Given the pressures and complexities of leading a maritime business, you might assume that the pay of executives compares favourably to similar positions in other markets. However, the reality is that the majority of executives believe that their pay is not competitive. Only 12% of executives believed that they were paid better than their counterparts in another industry, whilst 49% thought they were paid the equivalent and 38% felt they were paid less.
“The perception of executives is that they could get paid better in another industry, and this is not entirely false. Executive pay across the maritime sector is disjointed and dependent on the type of company you work for and there are very few ‘norms’. Some executives may be getting paid more than their counterparts in other sectors, others less. The reality is that it is near impossible to make meaningful comparisons, however, there are no positives given the fact that the perception from most executives is that their pay is not competitive.”
For the majority who feel executive pay in maritime is not competitive, they are unlikely to see any change soon. We asked what would happen to executive pay over the next 2 years and 67% believe it would remain static, 17% believed it would increase and 16% thought it would decrease.
The wider issue surrounding perceived uncompetitive pay in the sector is a danger area when it comes to attracting new talent, which was reiterated by the survey data. When asked if the industry currently pays enough to compete with other sectors for new talent, the majority (65%) said it does not.
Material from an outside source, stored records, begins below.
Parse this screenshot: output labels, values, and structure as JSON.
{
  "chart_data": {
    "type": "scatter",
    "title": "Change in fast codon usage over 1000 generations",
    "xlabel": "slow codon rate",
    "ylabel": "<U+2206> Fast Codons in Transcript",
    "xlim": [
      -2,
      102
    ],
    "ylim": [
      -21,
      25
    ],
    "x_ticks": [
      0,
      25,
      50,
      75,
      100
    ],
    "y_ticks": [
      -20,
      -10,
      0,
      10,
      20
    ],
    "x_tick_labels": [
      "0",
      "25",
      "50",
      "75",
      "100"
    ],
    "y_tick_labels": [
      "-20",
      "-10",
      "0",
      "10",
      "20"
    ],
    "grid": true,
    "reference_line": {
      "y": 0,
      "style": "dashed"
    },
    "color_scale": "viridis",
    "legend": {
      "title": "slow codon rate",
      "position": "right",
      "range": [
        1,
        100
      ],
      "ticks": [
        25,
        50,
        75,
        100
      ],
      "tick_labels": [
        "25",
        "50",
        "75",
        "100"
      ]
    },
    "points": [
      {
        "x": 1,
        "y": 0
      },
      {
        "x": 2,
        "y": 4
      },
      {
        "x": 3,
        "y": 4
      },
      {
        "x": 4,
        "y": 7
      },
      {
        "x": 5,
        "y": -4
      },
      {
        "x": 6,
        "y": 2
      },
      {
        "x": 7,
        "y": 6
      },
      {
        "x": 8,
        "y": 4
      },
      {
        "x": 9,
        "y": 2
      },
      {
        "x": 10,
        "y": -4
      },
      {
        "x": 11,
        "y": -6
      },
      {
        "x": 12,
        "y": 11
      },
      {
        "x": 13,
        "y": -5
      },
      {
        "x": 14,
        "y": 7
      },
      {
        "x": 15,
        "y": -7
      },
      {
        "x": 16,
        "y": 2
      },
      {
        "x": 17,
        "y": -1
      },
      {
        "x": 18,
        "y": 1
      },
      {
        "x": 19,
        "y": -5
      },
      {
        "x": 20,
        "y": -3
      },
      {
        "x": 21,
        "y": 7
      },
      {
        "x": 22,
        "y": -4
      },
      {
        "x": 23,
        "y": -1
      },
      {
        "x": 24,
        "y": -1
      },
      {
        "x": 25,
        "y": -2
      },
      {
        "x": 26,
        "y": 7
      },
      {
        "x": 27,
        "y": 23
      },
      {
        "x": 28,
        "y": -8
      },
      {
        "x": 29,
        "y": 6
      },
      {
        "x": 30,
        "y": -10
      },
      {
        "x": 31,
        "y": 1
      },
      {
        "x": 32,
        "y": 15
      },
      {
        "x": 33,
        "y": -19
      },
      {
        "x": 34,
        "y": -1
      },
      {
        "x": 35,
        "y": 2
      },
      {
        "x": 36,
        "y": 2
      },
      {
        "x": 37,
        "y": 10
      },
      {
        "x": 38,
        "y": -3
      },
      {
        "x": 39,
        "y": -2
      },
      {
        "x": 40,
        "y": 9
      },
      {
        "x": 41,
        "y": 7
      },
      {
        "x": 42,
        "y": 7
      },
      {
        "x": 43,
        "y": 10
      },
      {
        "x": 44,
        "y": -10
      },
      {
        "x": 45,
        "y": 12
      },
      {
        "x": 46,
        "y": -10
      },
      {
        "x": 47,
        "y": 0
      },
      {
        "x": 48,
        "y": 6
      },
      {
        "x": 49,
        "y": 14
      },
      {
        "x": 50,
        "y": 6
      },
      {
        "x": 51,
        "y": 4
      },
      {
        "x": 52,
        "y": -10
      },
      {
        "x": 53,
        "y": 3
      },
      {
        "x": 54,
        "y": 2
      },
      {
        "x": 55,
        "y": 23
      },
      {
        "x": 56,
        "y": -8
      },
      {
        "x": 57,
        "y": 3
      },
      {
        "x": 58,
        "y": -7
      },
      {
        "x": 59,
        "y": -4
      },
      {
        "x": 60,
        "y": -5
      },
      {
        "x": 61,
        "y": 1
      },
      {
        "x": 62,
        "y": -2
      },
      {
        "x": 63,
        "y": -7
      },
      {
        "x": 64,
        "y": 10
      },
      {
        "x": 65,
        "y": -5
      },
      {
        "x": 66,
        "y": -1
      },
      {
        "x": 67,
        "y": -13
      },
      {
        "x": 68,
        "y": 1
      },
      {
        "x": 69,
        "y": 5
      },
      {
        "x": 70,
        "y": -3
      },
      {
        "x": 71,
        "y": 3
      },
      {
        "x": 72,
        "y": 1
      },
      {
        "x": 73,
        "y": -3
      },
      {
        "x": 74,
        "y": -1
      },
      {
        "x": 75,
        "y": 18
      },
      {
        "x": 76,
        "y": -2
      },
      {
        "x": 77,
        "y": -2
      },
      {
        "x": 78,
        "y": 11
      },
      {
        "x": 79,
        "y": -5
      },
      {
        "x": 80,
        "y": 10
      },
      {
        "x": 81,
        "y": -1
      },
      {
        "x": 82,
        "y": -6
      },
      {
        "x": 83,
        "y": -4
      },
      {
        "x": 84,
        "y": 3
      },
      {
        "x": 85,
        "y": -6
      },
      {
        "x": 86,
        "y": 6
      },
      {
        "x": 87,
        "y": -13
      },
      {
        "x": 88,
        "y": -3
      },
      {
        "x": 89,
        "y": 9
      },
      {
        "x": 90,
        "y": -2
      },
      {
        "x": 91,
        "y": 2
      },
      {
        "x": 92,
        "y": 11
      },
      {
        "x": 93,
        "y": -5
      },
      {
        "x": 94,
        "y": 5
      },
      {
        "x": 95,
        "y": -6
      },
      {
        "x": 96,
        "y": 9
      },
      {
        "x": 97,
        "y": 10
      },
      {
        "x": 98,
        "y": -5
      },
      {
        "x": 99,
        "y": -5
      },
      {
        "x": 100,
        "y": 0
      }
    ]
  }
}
When it comes to Maritime CEO’s, should bonuses be based on financial performance alone? 82% tell us that it should not. Whilst on the surface this might seem surprising and unheard of in other industries, it really does emphasise the uniqueness of the Maritime sector.
“Boards may feel that there are other factors which are as important as profitability and especially so in a tough market. CEO’s might be targeted for growth in market share, keeping a company afloat, keeping staff employed or investment in new assets and new markets. When you look at it like this, the results are not surprising. The question is whether it is right that CEO’s should be paid a bonus if the business they are leading has not been profitable?”